Janek, zamiast na obóz piłkarski z kolegami jedzie z ojcem na wakacje do Kazimierza, co ma stanowić dla niego karę za niezbyt wysokie stopnie.A na domiar złego na miejscu spotyka na miejscu wcale nie sportowca, ale matematycznego kujona, Kubę. Chłopak jest załamany perspektywą zanudzenia się na śmierć w towarzystwie „mózgowca”, z którym nic go nie łączy, ale dzieje się dokładnie odwrotnie. Wraz z Kubą, który okazuje się całkiem sympatycznym chłopakiem i dobrym kolegą, wpada na trop kryminalnej afery.
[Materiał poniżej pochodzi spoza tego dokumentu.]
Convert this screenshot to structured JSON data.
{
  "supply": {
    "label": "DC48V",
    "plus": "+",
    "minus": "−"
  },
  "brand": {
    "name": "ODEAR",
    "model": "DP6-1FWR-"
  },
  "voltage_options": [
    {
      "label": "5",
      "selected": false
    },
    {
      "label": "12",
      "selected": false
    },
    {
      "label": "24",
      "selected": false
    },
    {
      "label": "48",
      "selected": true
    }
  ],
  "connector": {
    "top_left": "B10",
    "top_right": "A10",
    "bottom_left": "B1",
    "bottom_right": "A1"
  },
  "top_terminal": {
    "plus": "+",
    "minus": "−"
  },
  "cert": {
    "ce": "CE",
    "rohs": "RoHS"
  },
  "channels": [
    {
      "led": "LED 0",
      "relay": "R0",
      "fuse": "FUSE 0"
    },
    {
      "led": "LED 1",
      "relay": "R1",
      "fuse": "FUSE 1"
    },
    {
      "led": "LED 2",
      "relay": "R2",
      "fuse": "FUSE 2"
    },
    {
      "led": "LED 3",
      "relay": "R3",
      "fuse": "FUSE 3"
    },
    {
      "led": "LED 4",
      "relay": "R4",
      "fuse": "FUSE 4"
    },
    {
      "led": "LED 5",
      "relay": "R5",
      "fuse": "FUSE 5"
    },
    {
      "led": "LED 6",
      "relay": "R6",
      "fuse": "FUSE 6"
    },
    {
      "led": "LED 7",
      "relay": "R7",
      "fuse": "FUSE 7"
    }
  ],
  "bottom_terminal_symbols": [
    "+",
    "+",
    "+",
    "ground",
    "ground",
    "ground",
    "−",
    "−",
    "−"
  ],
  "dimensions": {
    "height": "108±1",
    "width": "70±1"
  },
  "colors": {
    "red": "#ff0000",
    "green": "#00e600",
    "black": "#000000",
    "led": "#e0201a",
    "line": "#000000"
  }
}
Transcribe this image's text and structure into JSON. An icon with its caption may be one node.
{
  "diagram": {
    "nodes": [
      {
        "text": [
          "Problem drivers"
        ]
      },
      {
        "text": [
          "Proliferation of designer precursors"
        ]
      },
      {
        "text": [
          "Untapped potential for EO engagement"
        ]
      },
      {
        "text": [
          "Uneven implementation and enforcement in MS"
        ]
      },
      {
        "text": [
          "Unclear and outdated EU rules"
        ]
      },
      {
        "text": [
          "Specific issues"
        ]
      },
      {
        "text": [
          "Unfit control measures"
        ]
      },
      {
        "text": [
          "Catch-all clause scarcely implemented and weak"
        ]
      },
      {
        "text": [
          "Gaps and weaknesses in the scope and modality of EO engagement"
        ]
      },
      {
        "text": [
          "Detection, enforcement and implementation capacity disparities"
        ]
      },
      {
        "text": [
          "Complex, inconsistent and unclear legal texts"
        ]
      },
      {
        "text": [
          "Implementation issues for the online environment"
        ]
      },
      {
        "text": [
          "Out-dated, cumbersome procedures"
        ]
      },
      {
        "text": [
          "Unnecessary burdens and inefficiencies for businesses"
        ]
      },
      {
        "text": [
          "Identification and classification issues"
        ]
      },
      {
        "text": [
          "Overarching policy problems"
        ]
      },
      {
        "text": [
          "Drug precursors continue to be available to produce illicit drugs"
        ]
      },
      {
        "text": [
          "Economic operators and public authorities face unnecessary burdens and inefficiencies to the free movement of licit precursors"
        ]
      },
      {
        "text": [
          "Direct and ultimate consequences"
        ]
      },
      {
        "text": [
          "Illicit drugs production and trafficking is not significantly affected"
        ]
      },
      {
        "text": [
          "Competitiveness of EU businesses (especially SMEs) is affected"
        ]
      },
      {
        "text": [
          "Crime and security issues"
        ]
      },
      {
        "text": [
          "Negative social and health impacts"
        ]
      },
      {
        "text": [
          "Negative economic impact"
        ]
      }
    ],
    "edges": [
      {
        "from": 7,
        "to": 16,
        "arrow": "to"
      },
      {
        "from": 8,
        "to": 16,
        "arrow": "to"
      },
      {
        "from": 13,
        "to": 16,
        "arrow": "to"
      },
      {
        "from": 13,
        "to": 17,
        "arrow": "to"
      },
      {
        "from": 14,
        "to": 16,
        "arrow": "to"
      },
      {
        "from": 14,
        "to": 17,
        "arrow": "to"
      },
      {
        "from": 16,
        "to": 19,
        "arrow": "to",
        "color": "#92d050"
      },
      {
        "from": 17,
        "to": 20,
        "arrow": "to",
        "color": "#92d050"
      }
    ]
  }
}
Polskie współczesne realia, malownicza sceneria, przygoda, zagadki, niespodzianki i wartka akcja o wielu niespodziewanych zwrotach, skomplikowana intryga, wyraziste ludzkie charaktery, młodzieńczy zapał i entuzjazm – wszystko to składa się na obraz naprawdę udanej powieści. Nie tylko dla młodzieży. W historii tej jest miejsce nie tylko dla chłopięcej przyjaźni i relacji dziecko-rodzic, znajdą się też fragmenty dla czytelników lubiących czytelniczy dreszczyk,dzięki kryminalnej historii i złodziejskim wątku, w który są zaangażowane pokaźne sumy, będzie coś dla wielbicieli urokliwych pejzaży, ponieważ akcja została osadzona w najbardziej urokliwych miejscach Kazimierza, a także dla miłośników sztuki – między innymi za sprawą dziadka Kuby, który jest malarzem i trochę swojej teoretycznej wiedzy będzie próbował chłopcom przekazać. Chłopcy stanowią duet nie do pokonania, o czym sami się przekonają w trakcie wielu wakacyjnych perypetii – jeden ze swoim bystrym umysłem, a drugi obdarzony fizyczną sprawnością i
sprytem.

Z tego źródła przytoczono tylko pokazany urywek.